The prisons in West Bengal are grappling with a crisis of unprecedented proportions as overcrowding reaches alarming levels. According to a recent report by the National Crime Records Bureau (NCRB), the jails have housed inmates 1.3 times their capacity.
The Prison Statistics in India-2022 report states that the jails in West Bengal have a total capacity of 19,556 males and 1,920 females. However, as of December 21, 2021, the state has housed 26,994 males and 1,778 females, and 17 transgenders.
The report released a few days ago also stated that as many as 6,928 inmates were found lodged in sub-jails against the capacity of 3,818 inmates.
The surge in prisoner numbers has raised concerns about the living conditions and rehabilitation opportunities within the state’s prisons.
Speaking to India Today, Bengal’s Minister for Correctional Administration, Akhil Giri acknowledged the overcrowding in state jails but said only “some prisons” are overpopulated.
He said, “Yes, there are a few correctional facilities with more inmates than their total capacity”. However, he claimed that the NCRB report “is not entirely true”.
When asked how the state is working towards solving the overcrowding in jails, Minister Giri said, “We cannot release criminals onto the streets because jails are crowded. We have tabled a proposition to increase the number of correctional homes to redistribute and rehabilitate prisoners more equitably and reduce overcrowding.’
The NCRB data also highlighted that there are no separate arrangements for transgender individuals in West Bengal jails.

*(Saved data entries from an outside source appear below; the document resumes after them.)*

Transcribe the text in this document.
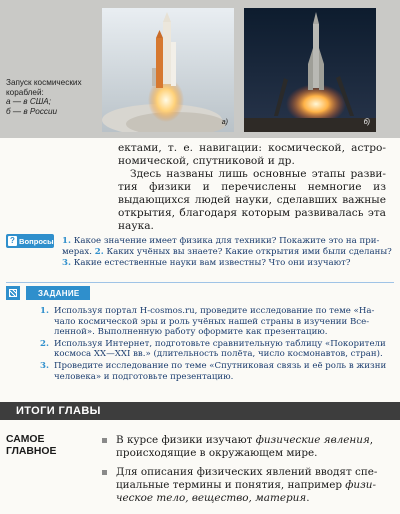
Запуск космических
кораблей:
а — в США;
б — в России
а)	б)

ектами, т. е. навигации: космической, астрономической, спутниковой и др.

Здесь названы лишь основные этапы развития физики и перечислены немногие из выдающихся людей науки, сделавших важные открытия, благодаря которым развивалась эта наука.

? Вопросы 1. Какое значение имеет физика для техники? Покажите это на примерах. 2. Каких учёных вы знаете? Какие открытия ими были сделаны? 3. Какие естественные науки вам известны? Что они изучают?
ЗАДАНИЕ
1. Используя портал H-cosmos.ru, проведите исследование по теме «Начало космической эры и роль учёных нашей страны в изучении Вселенной». Выполненную работу оформите как презентацию.
2. Используя Интернет, подготовьте сравнительную таблицу «Покорители космоса XX—XXI вв.» (длительность полёта, число космонавтов, стран).
3. Проведите исследование по теме «Спутниковая связь и её роль в жизни человека» и подготовьте презентацию.
ИТОГИ ГЛАВЫ
САМОЕ
ГЛАВНОЕ
В курсе физики изучают физические явления, происходящие в окружающем мире.
Для описания физических явлений вводят специальные термины и понятия, например физическое тело, вещество, материя.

However, Giri refuted it, saying that there are separate facilities within the existing prison premises to accommodate transgender individuals.
The overcrowded environment not only compromises the safety and well-being of the inmates but also hampers the efforts to facilitate effective rehabilitation and reduce recidivism, critics argue.
“Overcrowding in prisons often leads to increasing instances of prison torture, which also acts as a barrier to the rehabilitation of prisoners. Further, an increased number of deaths in prisons due to ill-health, lack of proper food, mental discrepancies, unhygienic environments, and many more are also issues that need immediate address,” said Randita Paul, a lawyer at the Calcutta High Court.
He added, “A universally accepted rule that ‘you pay for what you pollute’ is directly applicable to the inmates who landed in jail. Any convict cannot be laid out into the streets just because of lower capacity in prisons. There needs to be constant checking as to increased crime rates post Covid-19”.
A senior official, speaking under conditions of anonymity, attributed the overcrowding to a variety of factors, including a “surge in crime rates, delayed judicial processes, and a lack of alternative sentencing options.”. As the inmate population continues to swell, the need for urgent and comprehensive reforms within the criminal justice system becomes increasingly evident, the official noted.
NGOs and human rights organisations have also called for immediate action to improve the overall state of the prison system. Some have also suggested the need for community-based rehabilitation programs to reduce the reliance on incarceration for non-violent offenders.
Paul pointed out that there is an immediate need to implement meaningful reforms that address the systemic issues contributing to the overcrowding crisis. “Separate cells should be formed for males, females, and transgender individuals. After the NALSA judgement, trans people are also granted citizenship under the 1955 Citizenship Act, so accordingly, steps should be taken to accommodate separate prison cells for them as well,” he said.
West Bengal also ranks third highest in the number of inmates housed in special jails, with 1,228 prisoners, after Kerala with 1,519 and Odisha with 1,687 inmates. Bengal also has the highest number of foreign nationals under trial as prisoners, i.e., 2,053. As many as 471 out of these have been convicted so far, according to the NCRB report.